Siebenter Artikel. Das Schauen der Seligen ist kein erschöpfendes Begreifen des göttlichen Wesens.
a) Es scheint nach dem Apostel, daß die Seligen wirklich Gottes Wesen durchaus begreifen. Denn: I. Phil. 3, 12. wird gesagt: „Ich folge aber nach; ob ich nicht irgendwie begreife;“ und daß er nicht vergebens nachfolgte, sagt er gleichfalls (1. Kor. 9.): „So laufe ich in der Rennbahn, nicht ins Ungewisse hinein.“ Der Apostel also begriff und in derselben Weise „begriffen“ andere, die er dazu ermahnt: „Laufet, daß ihr es begreift.“ II. Augustin erklärt näher dieses Begreifen (ad Paulin. ep. 112. c. 9.): „Jenes wird begriffen, was so als Ganzes gesehen wird, daß davon dem Schauenden nichts verborgen bleibt.“ Wird aber Gottes Wesen gesehen, dann wird, da es sich selber unmittelbar vorstellt, es als Ganzes in seiner ganzen Ausdehnung gesehen und nichts van selbem bleibt verborgen; zumal dasselbe durchaus einfach ist. Es wird also von allen begriffen, die es schauen. III. Wird dagegen bemerkt, das Wesen Gottes werde wohl als ganzes gesehen, aber nicht ganz und gar; so läßt sich das Folgende geltend machen. Dieses „ganz und gar“ bezieht sich entweder auf die Anschauungsweise des Schauenden oder auf die Seinsweise des geschauten Gegenstandes. Aber im ersten Falle schaut er „ganz und gar“; denn er schaut mit der ganzen, ihm zu Gebote stehenden Erkenntniskiaft. Im zweiten Falle schaut er auch „ganz und g»l“; denn er sieht Gott wie Er ist ohne vermittelndes Bild. Also in jedem Falle schaut der Selige begreifend das ganze Wesen Auf der anderen Seite sagtJeremias (32, 18.): „O Allmächtiger, groß und mächtig bist Du; Herr der Heerscharen ist Dein Name. Groß bist Du im Ratschlüsse und unbegreifbar ist Dein Gedanke.“ Also ist Gott unbegreifbar.
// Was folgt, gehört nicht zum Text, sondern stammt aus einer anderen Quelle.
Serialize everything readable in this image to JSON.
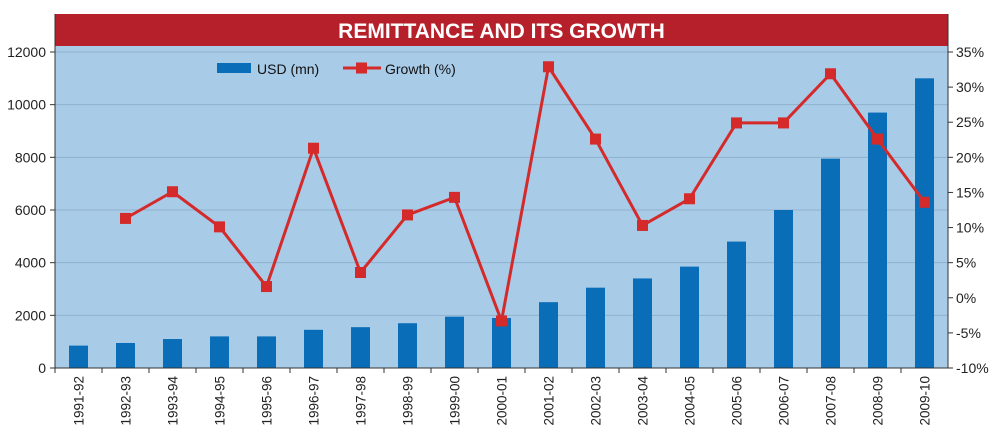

b) Ich antworte, daß „Gott zu begreifen eine Unmöglichkeit ist für jede geschaffene Vernunft; erfassen jedoch Gott mit dem Geiste wie auch immer, ist eine hohe Seligkeit“; wie Augustin (sermo 38. de verb. dom. cap. 3.) sagt. Zur Erläuterung dessen ist zu erwägen, daß Alles, was begriffen wird, in ganz vollendeter Weise erkannt ist. In ganz vollendeter Weise aber erkennen, das besagt ebensoviel, wie einen Gegenstand soweit erkennen als selbiger erkennbar ist. Wenn somit etwas kraft eines zuverlässigen wissenschaftlichen Beweisgrundes erkennbar ist und ich kenne es nur kraft einer etwelchen Wahrscheinlichkeit, so begreife ich es nicht. Weiß z. B. jemand diesen Satz, das Dreieck hat zwei R, vermittelst eines festen Beweises, so begreift er denselben; kennt er jedoch nur Wahrscheinlichkeitsgründe dafür, oder nimmt er den Satz etwa nur an, weil weise Männer ihn festhalten, so begreift er denselben nicht; denn er erkennt ihn nicht mit der Vollkommenheit, wie er erkannt werden kann. Keine geschöpfliche Vernunft aber kann Gottes Wesen in jener Vollendung erkennen, wie dasselbe erkannt werden kann. Und das ist klar. Denn jegliches Sein wird insoweit erkannt als es thatsächlich Sein hat. Gott aber ist unbegrenztes, unendliches Sein. Er ist die reinste Thatsächlichkeit selber ohne die geringste Beimischung eines Vermögens, um noch etwas weiteres zu werden Also ist er auch reine, unendliche Erkennbarkeit. Kein geschaffener Verstand aber kann Gott mit unendlicher Vollendung erkennen. Denn nur soweit schaut die geschöpfiiche Erkenntniskraft das Wesen Gottes, als sie das Licht der Herrlichkeit in höherem oder niedrigerem Grade trägt. Da also das geschaffene „Licht der Herrlichkeit“, welche Vernunft auch immer es in sich empfange; nicht unendlich sein kann, so vermag auch keine geschaffene Vernunft Gott mit unendlicher Vollendung, nämlich soweit Gott erkannt werden kann, zu erfassen; und somit ist ein Begreifen der göttlichen Natur von seiten der geschöpflichen Vernunft unmöglich.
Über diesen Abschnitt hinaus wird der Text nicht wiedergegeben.